Milestone on the A6, Ardwick Green South
This old milestone, now listed by English Heritage, still stands set against the railings of Ardwick Green Park on its south side facing Coral Street. (See 1932 map.) The inscription, which is incomplete, reads:
11
Miles to
Wilmslow
184
Miles to
London
1 Mile to
The bottom line has disappeared beneath the pavement and should read Manchester. Note, on the photograph, the elongated antique ‘s’ in ‘Wilmflow’.
It has gone unnoticed by many people that in its present location the stone is not on the London road via Wilmslow. In fact, the stone as a milestone is in entirely the wrong place. In the early 1800s it stood in Oxford Road near to the corner of Clarendon Street. Later it was built into the wall of a shop two doors from Devonshire Street. This property was pulled down about 1860, and the milestone was removed to a yard in Trafford Street, Gaythorn, where it served the purpose of keeping cartwheels off the wall against which it was placed. As a result of the matter being discussed in the columns of the Manchester Guardian in 1874, the old landmark was once again removed and placed in its present position for preservation.
When asked how far was it to London, teachers at St Gregory’s merely had to remind pupils of this milestone, even though it was not quite in its original location.
Ardwick Territorial Army drill hall and offices
At the western end of Ardwick Green, near the corner of Downing Street and Ardwick Green North, stands the Territorial Army drill hall and offices. Erected in 1886, this eye-catching building has been a local landmark ever since and one familiar to all Gregorians.
This unique building is three storeys high, with rooftop crenellations in the style of the battlements of a medieval castle. It has a central entrance bay and a corner tower with a tall octagonal turret.
At one time this building was home to soldiers who fought in the Boer War. It was also the late home to the famous 8th Ardwicks, the Eighth Territorial Battalion of the Manchester Regiment. On 4th August 1914, the Battalion was mobilised from their headquarters here in Ardwick. They first set up camp near Hollingworth Lake near Littleborough and then, on 10th September 1914, they set sail from Southampton for Egypt. On 6th May 1915, they arrived at Gallipoli, where they fought in the Dardanelles campaign. In the park across the road from the drill hall is a monument to those who died in the Great War and other wars.

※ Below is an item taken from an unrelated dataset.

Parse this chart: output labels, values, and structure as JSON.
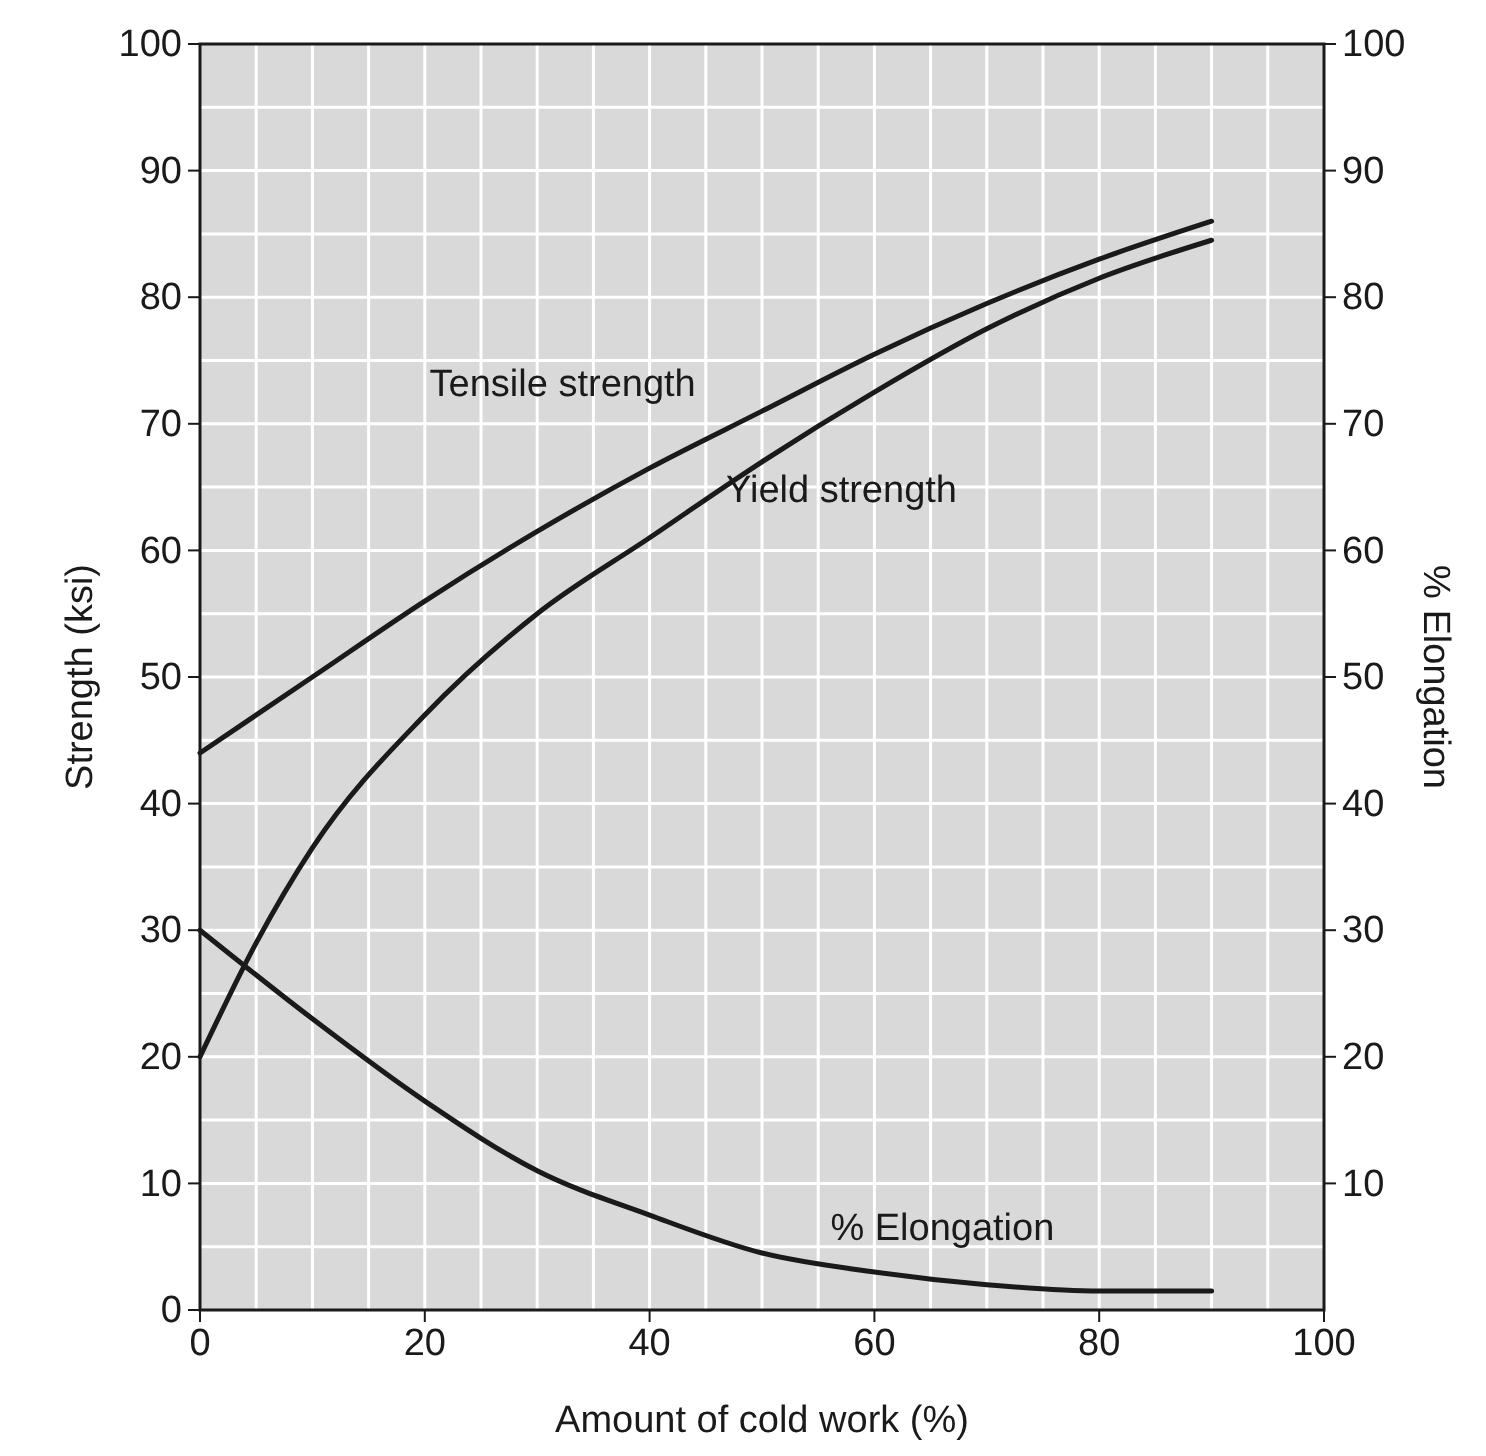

War memorial in Ardwick Green Park
The war memorial sited at the western end of Ardwick Green Park of the 8th Ardwick Battalion, commemorates the regiment’s battle honours in various wars. It is of a simple and dignified ‘Renaissance’ style, rising to a height of 24 feet and made of Portland stone, about 70 tons in weight. The base of three steps covers 14 feet each way and immediately above the steps is a massive square block, 4 feet in height. On the front face is carved the coat of arms of the City of Manchester and on the reverse the Sphinx, superscribed ‘Egypt’. Above are four ionic columns; one at each corner and the whole monument is crowned with a simple dome. In the space between the columns and reaching the full height are solid square centres on which the Battle of Honours of the Battalion are inscribed. The sides are headed by the names ‘GALLIPOLI’, ‘EGYPT’, ‘FLANDERS’ and ‘FRANCE’. On this side is the badge of the 8th Ardwick Battalion Regiment, together with a memorial to their contribution during the Second World War.
The memorial was unveiled in July 1921 by General Sir Ian Hamilton and it was reported that about 10,000 people had assembled around the Green to witness the ceremony.